Rasmussen College Clinical Psychology and Bipolar Disorders Discussion
1. For this Module, you may cite the DSM-5 as one of your references, as I ask below about DSM-5 criteria. Many of you will mention the Ghaemi video, please cite it if you do, but you still must cite 3 non-video references in your post.
2. You have been presented a variety of perspectives on the topic of Bipolar Disorder. As a reminder, Allen Frances noted that the DSM-IV made it much easier to get a diagnosis of bipolar disorder (Links to an external site.), creating what some have called a “diagnostic epidemic.” This was true not just for children, but to some degree for adults. Healy and LeNoury focused on the problem (Links to an external site.) of skyrocketing diagnoses of childhood bipolar in the mid-2000s, but their article also raises many problems about the adult diagnosis of bipolar, including drug company marketing and loosening of criteria as compared to DSM-III. The issue of comorbid substance abuse diagnosis was raised in this module. Finally, Nassir Ghaemi argued in his lecture that under-identification of bipolar disorder is a real problem, and you read a discussion of differential diagnosis and bipolar disorder authored by psychiatrists.
After going through all this material, what conclusions do you come to regarding bipolar disorder- is under-diagnosis or over-diagnosis the problem? Healy argues that overdiagnosis and overtreatment of of Bipolar can have devastating consequences, Ghaemi argues that missing Bipolar Disorder can have tragic consequences.

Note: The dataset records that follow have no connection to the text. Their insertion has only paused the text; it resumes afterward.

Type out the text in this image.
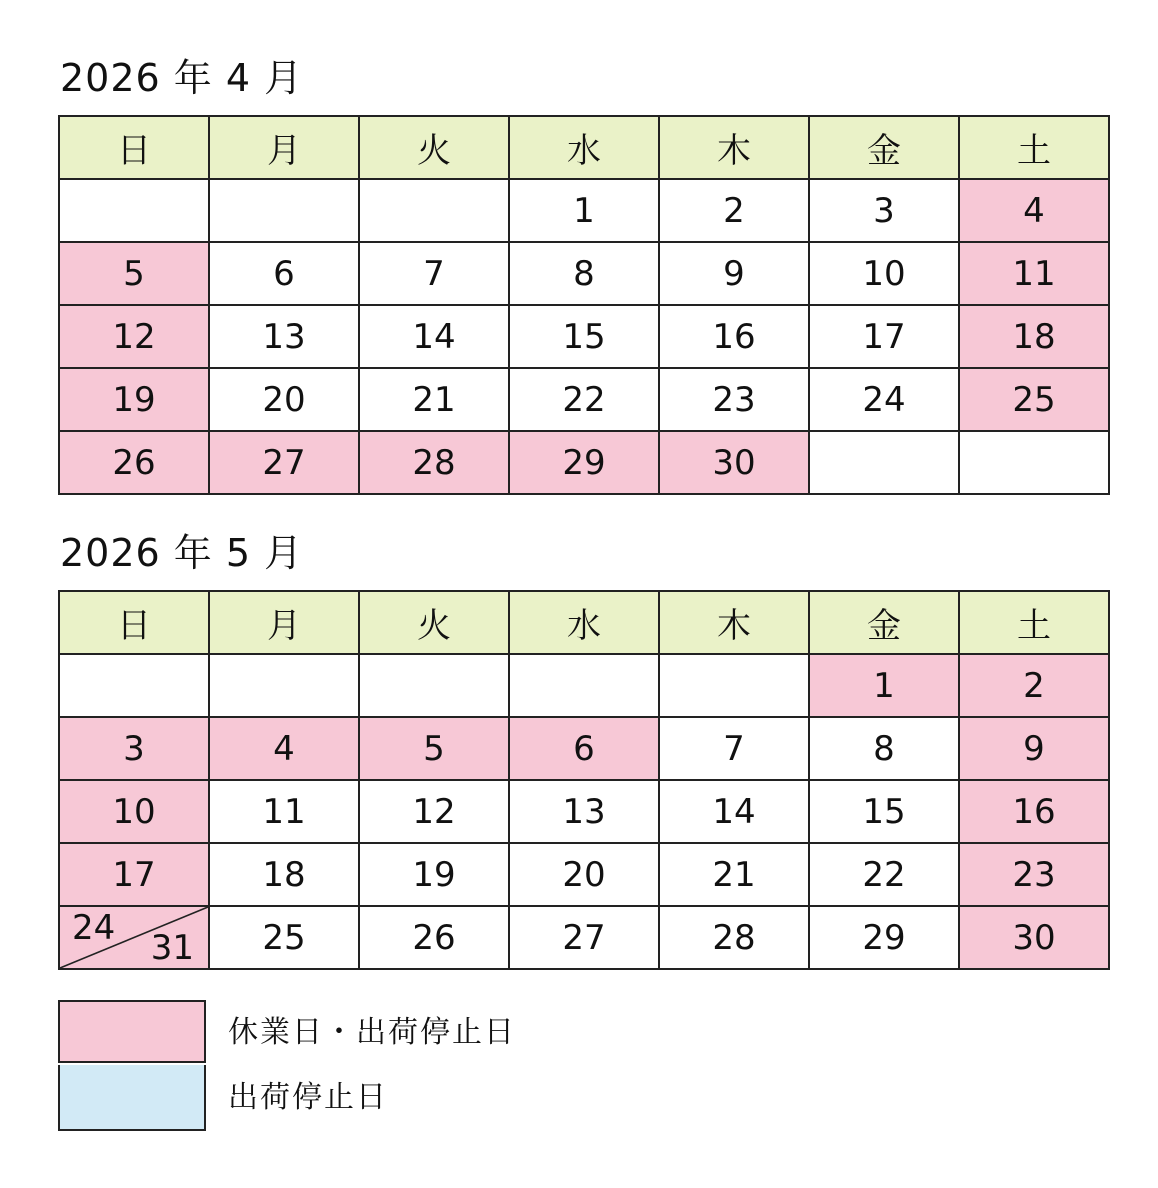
2026 年 4 月
日	月	火	水	木	金	土
			1	2	3	4
5	6	7	8	9	10	11
12	13	14	15	16	17	18
19	20	21	22	23	24	25
26	27	28	29	30		
2026 年 5 月
日	月	火	水	木	金	土
					1	2
3	4	5	6	7	8	9
10	11	12	13	14	15	16
17	18	19	20	21	22	23

24 31	25	26	27	28	29	30
休業日・出荷停止日
出荷停止日
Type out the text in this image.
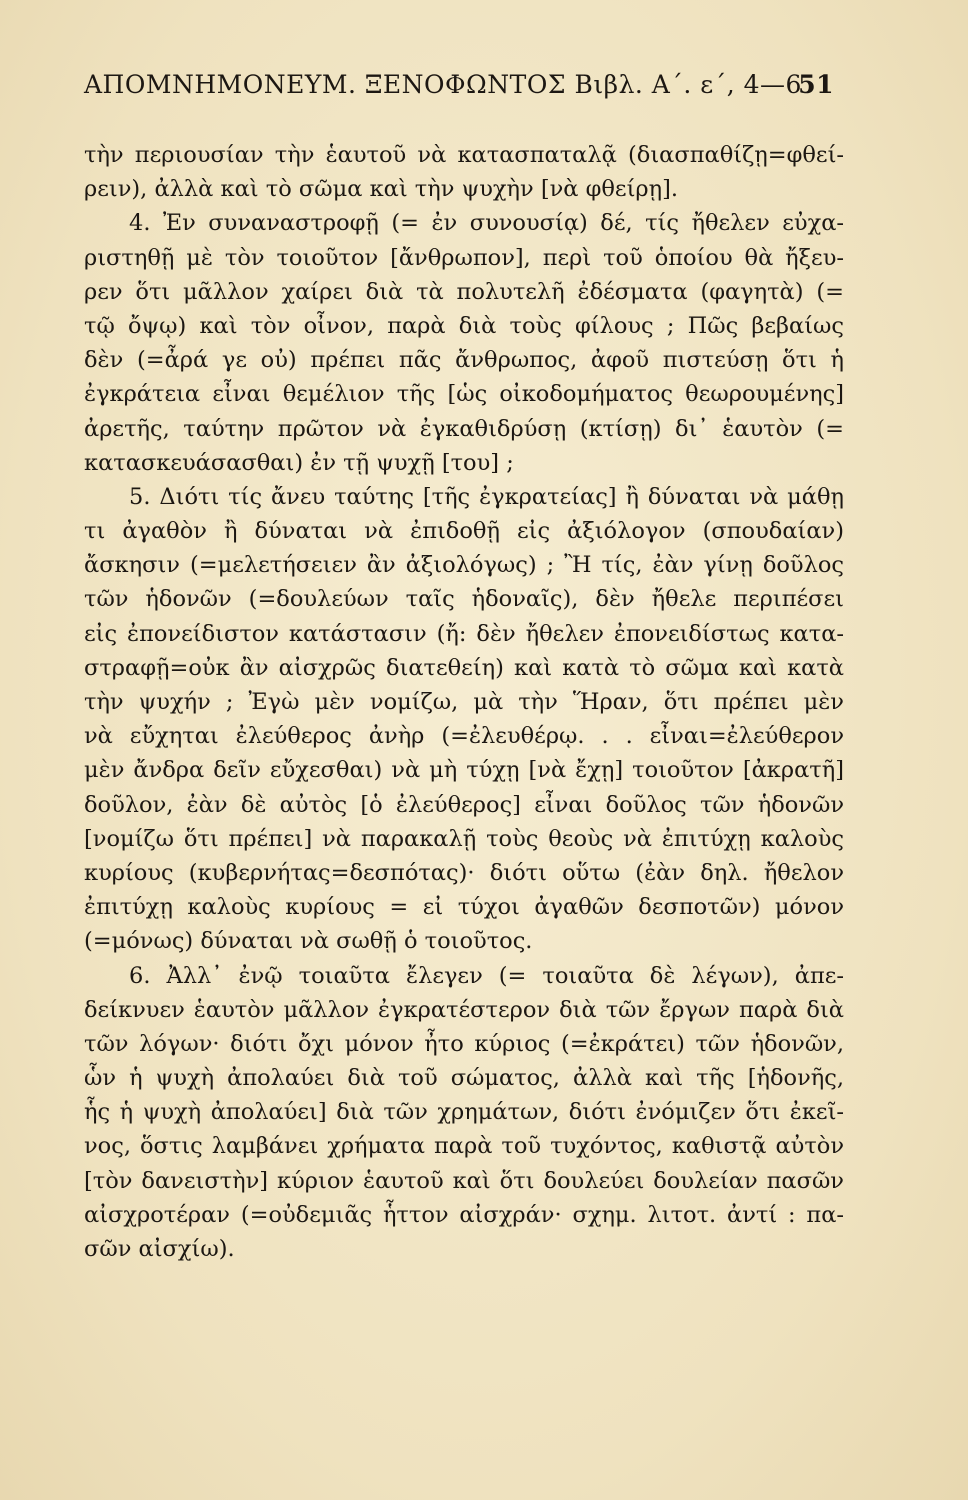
ΑΠΟΜΝΗΜΟΝΕΥΜ. ΞΕΝΟΦΩΝΤΟΣ Βιβλ. Α΄. ε΄, 4—6
51
τὴν περιουσίαν τὴν ἑαυτοῦ νὰ κατασπαταλᾷ (διασπαθίζῃ=φθεί-
ρειν), ἀλλὰ καὶ τὸ σῶμα καὶ τὴν ψυχὴν [νὰ φθείρῃ].
4. Ἐν συναναστροφῇ (= ἐν συνουσίᾳ) δέ, τίς ἤθελεν εὐχα-
ριστηθῇ μὲ τὸν τοιοῦτον [ἄνθρωπον], περὶ τοῦ ὁποίου θὰ ἤξευ-
ρεν ὅτι μᾶλλον χαίρει διὰ τὰ πολυτελῆ ἐδέσματα (φαγητὰ) (=
τῷ ὄψῳ) καὶ τὸν οἶνον, παρὰ διὰ τοὺς φίλους ; Πῶς βεβαίως
δὲν (=ἆρά γε οὐ) πρέπει πᾶς ἄνθρωπος, ἀφοῦ πιστεύσῃ ὅτι ἡ
ἐγκράτεια εἶναι θεμέλιον τῆς [ὡς οἰκοδομήματος θεωρουμένης]
ἀρετῆς, ταύτην πρῶτον νὰ ἐγκαθιδρύσῃ (κτίσῃ) δι᾽ ἑαυτὸν (=
κατασκευάσασθαι) ἐν τῇ ψυχῇ [του] ;
5. Διότι τίς ἄνευ ταύτης [τῆς ἐγκρατείας] ἢ δύναται νὰ μάθῃ
τι ἀγαθὸν ἢ δύναται νὰ ἐπιδοθῇ εἰς ἀξιόλογον (σπουδαίαν)
ἄσκησιν (=μελετήσειεν ἂν ἀξιολόγως) ; Ἢ τίς, ἐὰν γίνῃ δοῦλος
τῶν ἡδονῶν (=δουλεύων ταῖς ἡδοναῖς), δὲν ἤθελε περιπέσει
εἰς ἐπονείδιστον κατάστασιν (ἤ: δὲν ἤθελεν ἐπονειδίστως κατα-
στραφῇ=οὐκ ἂν αἰσχρῶς διατεθείη) καὶ κατὰ τὸ σῶμα καὶ κατὰ
τὴν ψυχήν ; Ἐγὼ μὲν νομίζω, μὰ τὴν Ἥραν, ὅτι πρέπει μὲν
νὰ εὔχηται ἐλεύθερος ἀνὴρ (=ἐλευθέρῳ. . . εἶναι=ἐλεύθερον
μὲν ἄνδρα δεῖν εὔχεσθαι) νὰ μὴ τύχῃ [νὰ ἔχῃ] τοιοῦτον [ἀκρατῆ]
δοῦλον, ἐὰν δὲ αὐτὸς [ὁ ἐλεύθερος] εἶναι δοῦλος τῶν ἡδονῶν
[νομίζω ὅτι πρέπει] νὰ παρακαλῇ τοὺς θεοὺς νὰ ἐπιτύχῃ καλοὺς
κυρίους (κυβερνήτας=δεσπότας)· διότι οὕτω (ἐὰν δηλ. ἤθελον
ἐπιτύχῃ καλοὺς κυρίους = εἰ τύχοι ἀγαθῶν δεσποτῶν) μόνον
(=μόνως) δύναται νὰ σωθῇ ὁ τοιοῦτος.
6. Ἀλλ᾽ ἐνῷ τοιαῦτα ἔλεγεν (= τοιαῦτα δὲ λέγων), ἀπε-
δείκνυεν ἑαυτὸν μᾶλλον ἐγκρατέστερον διὰ τῶν ἔργων παρὰ διὰ
τῶν λόγων· διότι ὄχι μόνον ἦτο κύριος (=ἐκράτει) τῶν ἡδονῶν,
ὧν ἡ ψυχὴ ἀπολαύει διὰ τοῦ σώματος, ἀλλὰ καὶ τῆς [ἡδονῆς,
ἧς ἡ ψυχὴ ἀπολαύει] διὰ τῶν χρημάτων, διότι ἐνόμιζεν ὅτι ἐκεῖ-
νος, ὅστις λαμβάνει χρήματα παρὰ τοῦ τυχόντος, καθιστᾷ αὐτὸν
[τὸν δανειστὴν] κύριον ἑαυτοῦ καὶ ὅτι δουλεύει δουλείαν πασῶν
αἰσχροτέραν (=οὐδεμιᾶς ἧττον αἰσχράν· σχημ. λιτοτ. ἀντί : πα-
σῶν αἰσχίω).
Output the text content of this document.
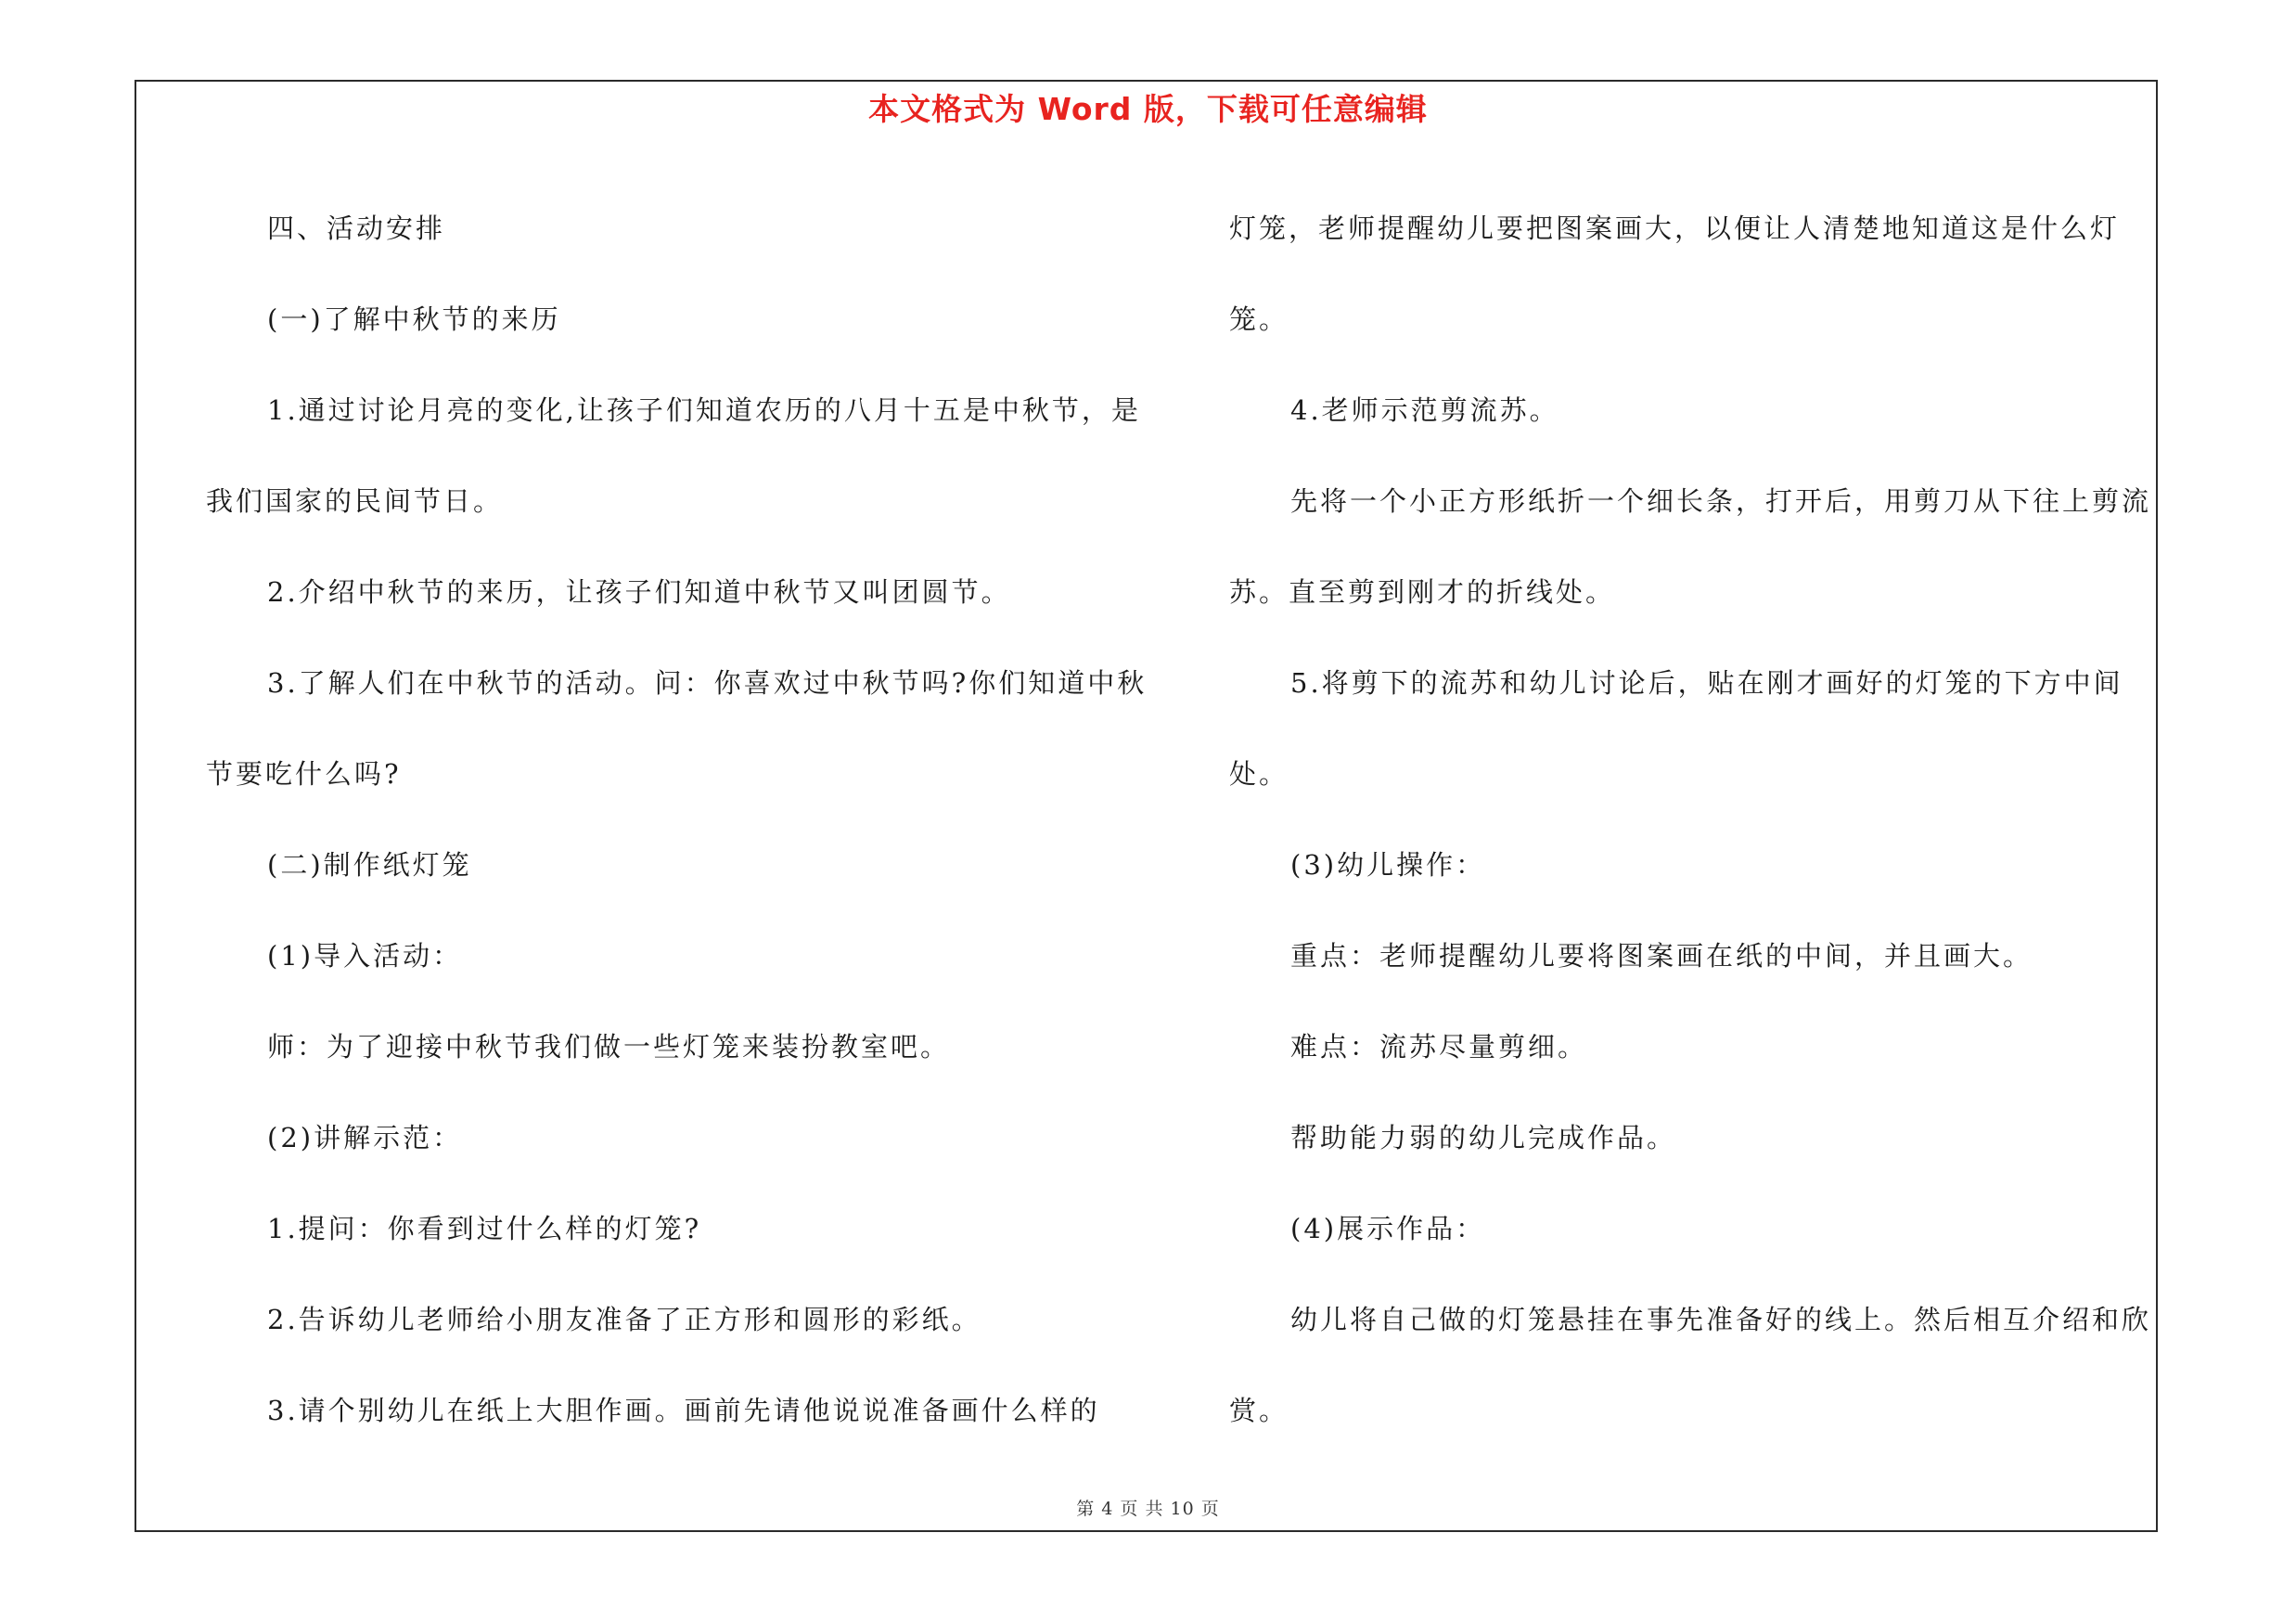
本文格式为 Word 版，下载可任意编辑

四、活动安排

(一)了解中秋节的来历

1.通过讨论月亮的变化,让孩子们知道农历的八月十五是中秋节，是我们国家的民间节日。

2.介绍中秋节的来历，让孩子们知道中秋节又叫团圆节。

3.了解人们在中秋节的活动。问：你喜欢过中秋节吗?你们知道中秋节要吃什么吗?

(二)制作纸灯笼

(1)导入活动：

师：为了迎接中秋节我们做一些灯笼来装扮教室吧。

(2)讲解示范：

1.提问：你看到过什么样的灯笼?

2.告诉幼儿老师给小朋友准备了正方形和圆形的彩纸。

3.请个别幼儿在纸上大胆作画。画前先请他说说准备画什么样的

灯笼，老师提醒幼儿要把图案画大，以便让人清楚地知道这是什么灯笼。

4.老师示范剪流苏。

先将一个小正方形纸折一个细长条，打开后，用剪刀从下往上剪流苏。直至剪到刚才的折线处。

5.将剪下的流苏和幼儿讨论后，贴在刚才画好的灯笼的下方中间处。

(3)幼儿操作：

重点：老师提醒幼儿要将图案画在纸的中间，并且画大。

难点：流苏尽量剪细。

帮助能力弱的幼儿完成作品。

(4)展示作品：

幼儿将自己做的灯笼悬挂在事先准备好的线上。然后相互介绍和欣赏。

第 4 页 共 10 页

Who is right? Focus mainly on adults in your answer. How does the issue of hypomania fit into your answer? Are the requirements for hypomania (in term of time/duration and symptoms) clearly distinguishable as a psychiatric syndrome? What do you make of the fact that hypomania by the DSM-5 definition must be “not severe enough to caused marked impairment in social or occupational functioning”? In general, do you see the DSM-5 criteria as setting a reasonable scientific boundary between “normal” distress and bipolar II disorder? Both illicit drugs (stimulants) and prescribed psychiatric drugs (stimulants, SSRIs) can create a hypomanic state – is this adequately addressed in the DSM criteria? What do you make of the Healy’s claim that many clients who are diagnosed as bipolar now would have received other diagnoses in past decades?